2. Chez les moralistes :

a) Les vœux douteux. —

Ce ne sont là que les cas les plus clairs — et les plus fréquents — de limitation dans l’obligation du vœu par le fait de celui qui l’a émis ; mais il y en a d’autres bien plus épineux, qui tiennent également à l’intention de l’auteur. Le principe de solution est bien toujours le même : c’est la convention, l’intention, qui fait la loi des parties. Qu’a voulu explicitement son auteur ? Qu’a-t-il implicitement promis ? Tout est là. Mais alors c’est l’intention même qui est douteuse. Les moralistes de l’École avaient coutume de traiter en bloc de tous les « vœux douteux » : ils aboutissaient à des solutions assez opposées au premier aspect : Cajétan, d’un côté, avec Vasquez et Navarre, Soto et Sanchez de l’autre. Suarez, avec sa maîtrise habituelle, y a mis de la lumière, dans une longue thèse qui peut passer pour un modèle de discussion scolastique : il passe en revue les distinctions qui sont devenues classiques en matière de vœux, et leur applique les principes indirects du probabilisme, tels qu’on venait de les extraire du Corpus juris : doute positif inclinant en tel ou tel sens, doute négatif parfaitement neutre, melior conditio possidentis ou bien tutior pars est sequenda, et puis odiosa sunt restringenda. Suarez, De religione, tr. VI, t. IV, c. vvii, Opéra, t. xiv, p. 934-946. À propos de ce dernier principe, voici une de ses maximes : « En matière de vœux, nous avons montré qu’il faut suivre l’interprétation la plus bénigne, et que c’est finalement celle-là qui est la plus favorable à la religion, parce qu’autrement à peine trouverait-on une âme qui oserait se risquer à faire un vœu ! » Op. cit., p. 939.

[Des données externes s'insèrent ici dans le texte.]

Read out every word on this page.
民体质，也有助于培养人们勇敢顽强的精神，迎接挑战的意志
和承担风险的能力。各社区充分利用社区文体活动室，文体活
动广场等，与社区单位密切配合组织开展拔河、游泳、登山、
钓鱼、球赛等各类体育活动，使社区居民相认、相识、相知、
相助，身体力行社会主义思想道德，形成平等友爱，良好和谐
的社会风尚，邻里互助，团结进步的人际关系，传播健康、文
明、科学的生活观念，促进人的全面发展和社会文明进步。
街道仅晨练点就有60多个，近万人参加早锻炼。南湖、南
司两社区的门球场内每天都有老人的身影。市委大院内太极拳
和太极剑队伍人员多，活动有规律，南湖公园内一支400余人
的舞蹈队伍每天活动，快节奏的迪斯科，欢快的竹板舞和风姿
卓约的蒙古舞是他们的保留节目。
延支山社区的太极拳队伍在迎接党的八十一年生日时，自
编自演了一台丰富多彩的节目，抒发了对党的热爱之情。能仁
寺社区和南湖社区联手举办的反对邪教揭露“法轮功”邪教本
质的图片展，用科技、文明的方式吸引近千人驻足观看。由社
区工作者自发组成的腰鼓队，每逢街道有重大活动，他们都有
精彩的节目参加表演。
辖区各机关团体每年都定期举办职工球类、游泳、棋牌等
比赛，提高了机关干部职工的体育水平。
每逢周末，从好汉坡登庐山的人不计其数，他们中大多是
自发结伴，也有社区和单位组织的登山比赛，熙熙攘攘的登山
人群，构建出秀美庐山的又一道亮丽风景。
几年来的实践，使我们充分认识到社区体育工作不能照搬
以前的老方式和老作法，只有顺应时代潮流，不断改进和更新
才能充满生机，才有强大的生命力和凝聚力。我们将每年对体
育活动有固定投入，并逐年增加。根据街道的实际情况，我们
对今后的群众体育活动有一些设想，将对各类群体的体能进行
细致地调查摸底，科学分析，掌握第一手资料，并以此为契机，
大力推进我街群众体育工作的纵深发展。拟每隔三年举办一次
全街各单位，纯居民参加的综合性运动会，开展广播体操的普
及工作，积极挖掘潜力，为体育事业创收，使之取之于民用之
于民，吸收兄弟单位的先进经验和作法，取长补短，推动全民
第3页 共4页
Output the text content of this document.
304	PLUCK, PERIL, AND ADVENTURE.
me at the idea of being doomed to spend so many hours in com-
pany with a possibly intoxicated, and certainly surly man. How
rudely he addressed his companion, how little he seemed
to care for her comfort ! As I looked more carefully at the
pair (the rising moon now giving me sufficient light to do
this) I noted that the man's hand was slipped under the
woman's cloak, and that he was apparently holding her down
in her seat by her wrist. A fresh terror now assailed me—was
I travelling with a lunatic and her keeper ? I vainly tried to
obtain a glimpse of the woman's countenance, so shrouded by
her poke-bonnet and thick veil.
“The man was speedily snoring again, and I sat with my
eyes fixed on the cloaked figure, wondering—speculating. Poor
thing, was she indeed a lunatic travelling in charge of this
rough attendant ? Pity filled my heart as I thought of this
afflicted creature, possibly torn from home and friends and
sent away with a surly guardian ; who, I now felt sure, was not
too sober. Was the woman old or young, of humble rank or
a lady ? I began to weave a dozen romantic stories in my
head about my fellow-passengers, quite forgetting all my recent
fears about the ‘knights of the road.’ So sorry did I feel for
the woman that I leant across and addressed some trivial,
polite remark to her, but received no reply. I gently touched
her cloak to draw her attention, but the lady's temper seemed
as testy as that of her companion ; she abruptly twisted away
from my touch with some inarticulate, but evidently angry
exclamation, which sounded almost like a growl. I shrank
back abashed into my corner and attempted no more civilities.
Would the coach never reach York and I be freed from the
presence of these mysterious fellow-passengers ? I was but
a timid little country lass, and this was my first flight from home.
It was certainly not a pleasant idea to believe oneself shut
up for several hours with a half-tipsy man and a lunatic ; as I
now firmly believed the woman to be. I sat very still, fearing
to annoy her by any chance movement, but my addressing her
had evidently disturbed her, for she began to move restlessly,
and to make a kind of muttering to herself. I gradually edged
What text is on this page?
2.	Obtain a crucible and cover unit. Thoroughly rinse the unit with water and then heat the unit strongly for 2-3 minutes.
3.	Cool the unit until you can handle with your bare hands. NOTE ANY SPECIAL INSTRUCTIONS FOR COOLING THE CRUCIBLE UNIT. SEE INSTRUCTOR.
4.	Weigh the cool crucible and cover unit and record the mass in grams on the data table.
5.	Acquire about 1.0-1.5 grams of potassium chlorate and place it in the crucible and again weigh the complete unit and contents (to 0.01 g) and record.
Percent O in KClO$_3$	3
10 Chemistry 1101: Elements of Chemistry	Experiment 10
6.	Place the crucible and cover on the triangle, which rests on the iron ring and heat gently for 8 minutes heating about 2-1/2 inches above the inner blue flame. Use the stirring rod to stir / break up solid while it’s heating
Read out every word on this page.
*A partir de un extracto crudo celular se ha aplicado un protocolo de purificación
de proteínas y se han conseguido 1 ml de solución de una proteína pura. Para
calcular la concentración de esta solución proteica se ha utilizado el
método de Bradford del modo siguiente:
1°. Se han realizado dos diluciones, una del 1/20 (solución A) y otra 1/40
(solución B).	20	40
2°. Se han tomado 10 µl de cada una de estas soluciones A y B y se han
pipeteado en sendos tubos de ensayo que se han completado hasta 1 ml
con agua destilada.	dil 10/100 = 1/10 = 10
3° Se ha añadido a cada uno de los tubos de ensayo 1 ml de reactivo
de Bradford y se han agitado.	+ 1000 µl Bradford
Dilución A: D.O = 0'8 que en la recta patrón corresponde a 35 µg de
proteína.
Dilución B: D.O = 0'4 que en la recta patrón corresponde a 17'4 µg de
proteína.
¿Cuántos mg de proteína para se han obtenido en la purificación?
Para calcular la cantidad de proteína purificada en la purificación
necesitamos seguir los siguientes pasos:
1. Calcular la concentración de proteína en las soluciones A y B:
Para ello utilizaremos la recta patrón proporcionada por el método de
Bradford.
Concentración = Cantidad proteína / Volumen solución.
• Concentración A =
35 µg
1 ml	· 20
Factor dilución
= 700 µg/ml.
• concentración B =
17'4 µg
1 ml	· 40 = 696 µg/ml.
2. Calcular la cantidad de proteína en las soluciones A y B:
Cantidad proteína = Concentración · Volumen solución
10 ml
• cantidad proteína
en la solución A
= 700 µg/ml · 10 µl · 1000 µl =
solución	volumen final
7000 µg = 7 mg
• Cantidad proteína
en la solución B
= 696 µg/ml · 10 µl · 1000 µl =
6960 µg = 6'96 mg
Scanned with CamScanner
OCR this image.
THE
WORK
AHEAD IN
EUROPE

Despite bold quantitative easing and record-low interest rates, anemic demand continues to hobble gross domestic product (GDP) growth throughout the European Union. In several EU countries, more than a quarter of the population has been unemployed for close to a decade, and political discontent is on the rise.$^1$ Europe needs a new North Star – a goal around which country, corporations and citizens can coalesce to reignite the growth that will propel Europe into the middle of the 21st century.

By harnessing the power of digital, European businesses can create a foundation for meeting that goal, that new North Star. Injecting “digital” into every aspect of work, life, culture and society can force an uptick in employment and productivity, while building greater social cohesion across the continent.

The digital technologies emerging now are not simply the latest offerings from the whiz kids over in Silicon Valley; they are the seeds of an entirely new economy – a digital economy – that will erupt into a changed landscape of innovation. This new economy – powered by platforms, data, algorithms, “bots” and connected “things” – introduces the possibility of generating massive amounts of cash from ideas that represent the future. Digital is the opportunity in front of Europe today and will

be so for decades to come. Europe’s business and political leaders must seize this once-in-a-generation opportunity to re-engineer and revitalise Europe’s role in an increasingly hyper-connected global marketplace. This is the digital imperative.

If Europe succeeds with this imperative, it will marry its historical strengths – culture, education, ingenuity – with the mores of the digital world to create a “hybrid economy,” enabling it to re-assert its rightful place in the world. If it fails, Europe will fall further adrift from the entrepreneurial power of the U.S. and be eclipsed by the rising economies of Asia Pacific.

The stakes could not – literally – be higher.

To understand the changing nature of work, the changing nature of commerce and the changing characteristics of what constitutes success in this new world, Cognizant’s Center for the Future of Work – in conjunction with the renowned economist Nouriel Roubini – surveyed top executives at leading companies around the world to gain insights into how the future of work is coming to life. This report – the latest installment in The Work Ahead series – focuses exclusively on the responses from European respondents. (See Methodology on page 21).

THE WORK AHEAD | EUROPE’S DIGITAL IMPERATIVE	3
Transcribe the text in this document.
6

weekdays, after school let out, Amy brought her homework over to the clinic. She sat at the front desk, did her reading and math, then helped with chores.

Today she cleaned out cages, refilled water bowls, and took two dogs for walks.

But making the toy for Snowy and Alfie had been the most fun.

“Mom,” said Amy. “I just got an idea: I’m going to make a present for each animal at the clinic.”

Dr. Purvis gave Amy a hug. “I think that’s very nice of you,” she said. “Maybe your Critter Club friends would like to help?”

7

Voici, en quelques mots, ses décisions devenues d’un enseignement commun chez les moralistes modernes :

a. — Si le doute porte sur l’existence même du vœu : a-t-il été vraiment émis ? ou n’est-ce pas seulement une résolution fervente ? « Si après un examen sérieux le doute subsiste, on est censé ne pas avoir fait le vœu. »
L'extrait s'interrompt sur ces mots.